Aktienmärkte: Verhaltener Start ins Jahr 2010 • Weiterhin positive Wirtschaftsdaten, trotzdem führten externe Einflussfaktoren im Jänner zu einer Korrektur an den globalen Aktienmärkten. • Staatsanleihen: durch hohe Staatsverschuldungen belastet, aber durch niedrige Notenbankzinsen unterstützt
Frühindikatoren und Wirtschaftsdaten blieben zwar auch im Jänner positiv, dennoch sank die Risikobereitschaft der Anleger, was zu teilweise doch recht deutlichen Korrekturen an den globalen Aktienmärkten führte.
Hans Köck, Leiter Investment Communications bei Pioneer Investments Austria, nennt drei wesentliche Gründe für diese Entwicklung. 1) Die Forderung von US-Präsident Obama nach einer stärkeren Regulierung im Bankensektor. 2) Die Ankündigung Chinas, den Mindestreservesatz um 0,5% zu erhöhen.

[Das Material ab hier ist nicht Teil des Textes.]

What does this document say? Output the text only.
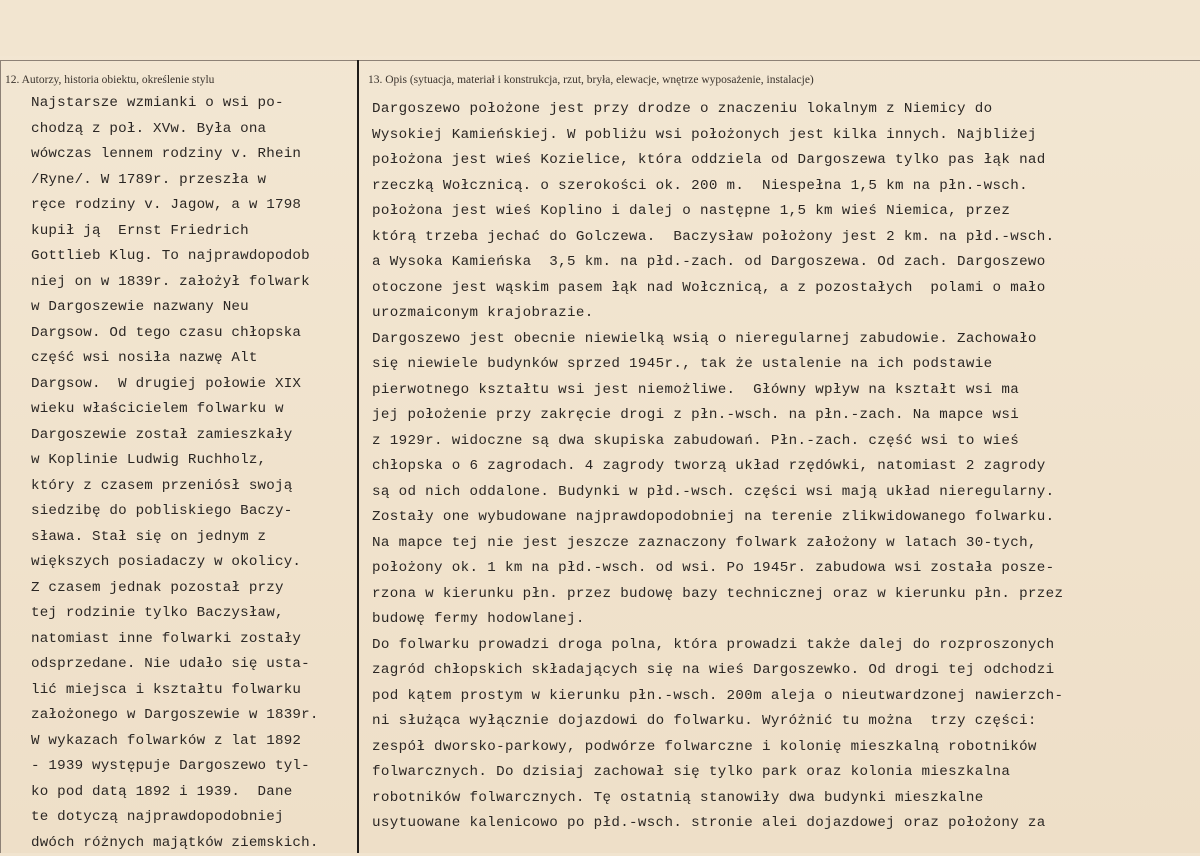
12. Autorzy, historia obiektu, określenie stylu	13. Opis (sytuacja, materiał i konstrukcja, rzut, bryła, elewacje, wnętrze wyposażenie, instalacje)

Najstarsze wzmianki o wsi po-
chodzą z poł. XVw. Była ona
wówczas lennem rodziny v. Rhein
/Ryne/. W 1789r. przeszła w
ręce rodziny v. Jagow, a w 1798
kupił ją  Ernst Friedrich
Gottlieb Klug. To najprawdopodob
niej on w 1839r. założył folwark
w Dargoszewie nazwany Neu
Dargsow. Od tego czasu chłopska
część wsi nosiła nazwę Alt
Dargsow.  W drugiej połowie XIX
wieku właścicielem folwarku w
Dargoszewie został zamieszkały
w Koplinie Ludwig Ruchholz,
który z czasem przeniósł swoją
siedzibę do pobliskiego Baczy-
sława. Stał się on jednym z
większych posiadaczy w okolicy.
Z czasem jednak pozostał przy
tej rodzinie tylko Baczysław,
natomiast inne folwarki zostały
odsprzedane. Nie udało się usta-
lić miejsca i kształtu folwarku
założonego w Dargoszewie w 1839r.
W wykazach folwarków z lat 1892
- 1939 występuje Dargoszewo tyl-
ko pod datą 1892 i 1939.  Dane
te dotyczą najprawdopodobniej
dwóch różnych majątków ziemskich.
Dargoszewo położone jest przy drodze o znaczeniu lokalnym z Niemicy do
Wysokiej Kamieńskiej. W pobliżu wsi położonych jest kilka innych. Najbliżej
położona jest wieś Kozielice, która oddziela od Dargoszewa tylko pas łąk nad
rzeczką Wołcznicą. o szerokości ok. 200 m.  Niespełna 1,5 km na płn.-wsch.
położona jest wieś Koplino i dalej o następne 1,5 km wieś Niemica, przez
którą trzeba jechać do Golczewa.  Baczysław położony jest 2 km. na płd.-wsch.
a Wysoka Kamieńska  3,5 km. na płd.-zach. od Dargoszewa. Od zach. Dargoszewo
otoczone jest wąskim pasem łąk nad Wołcznicą, a z pozostałych  polami o mało
urozmaiconym krajobrazie.
Dargoszewo jest obecnie niewielką wsią o nieregularnej zabudowie. Zachowało
się niewiele budynków sprzed 1945r., tak że ustalenie na ich podstawie
pierwotnego kształtu wsi jest niemożliwe.  Główny wpływ na kształt wsi ma
jej położenie przy zakręcie drogi z płn.-wsch. na płn.-zach. Na mapce wsi
z 1929r. widoczne są dwa skupiska zabudowań. Płn.-zach. część wsi to wieś
chłopska o 6 zagrodach. 4 zagrody tworzą układ rzędówki, natomiast 2 zagrody
są od nich oddalone. Budynki w płd.-wsch. części wsi mają układ nieregularny.
Zostały one wybudowane najprawdopodobniej na terenie zlikwidowanego folwarku.
Na mapce tej nie jest jeszcze zaznaczony folwark założony w latach 30-tych,
położony ok. 1 km na płd.-wsch. od wsi. Po 1945r. zabudowa wsi została posze-
rzona w kierunku płn. przez budowę bazy technicznej oraz w kierunku płn. przez
budowę fermy hodowlanej.
Do folwarku prowadzi droga polna, która prowadzi także dalej do rozproszonych
zagród chłopskich składających się na wieś Dargoszewko. Od drogi tej odchodzi
pod kątem prostym w kierunku płn.-wsch. 200m aleja o nieutwardzonej nawierzch-
ni służąca wyłącznie dojazdowi do folwarku. Wyróżnić tu można  trzy części:
zespół dworsko-parkowy, podwórze folwarczne i kolonię mieszkalną robotników
folwarcznych. Do dzisiaj zachował się tylko park oraz kolonia mieszkalna
robotników folwarcznych. Tę ostatnią stanowiły dwa budynki mieszkalne
usytuowane kalenicowo po płd.-wsch. stronie alei dojazdowej oraz położony za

Dadurch sollen das starke Kreditwachstum und der damit verbundene starke Anstieg der Immobilienpreise eingedämmt werden. 3) Die Probleme um Budgetdefizit und Staatsverschuldung Griechenlands haben zu einer generellen Verunsicherung hinsichtlich der internationalen Staatsfinanzen geführt.
Positiv waren im Jänner die Aktienmärkte Osteuropas. Zwar gab es auch dort ab der Monatsmitte eine Korrektur, aufgrund der starken Anstiege zu Monatsbeginn ging sich dann aber doch ein kleines Plus aus.
Die Staatsanleihenmärkte sind zwar durch die ausufernden Staatsverschuldungen belastet, werden aber derzeit durch das anhaltend niedrige Niveau der Notenbankzinsen und die weiterhin tiefen Inflationsraten deutlich unterstützt. Die gute Performance von Unternehmensanleihen hat sich im Jänner fortgesetzt. Dieser Bereich ist weiterhin interessant, allerdings ist für 2010 nicht mit einer so deutlichen Outperformance gegenüber Staatsanleihen zu rechnen wie im vergangenen Jahr.
Weiter unter Druck war wegen der Diskussionen um die Budget- und Verschuldungssituation Griechenlands der Euro. Von Anfang Dezember bis Ende Jänner korrigierte der Euro gegenüber dem US-Dollar um mehr als 8%.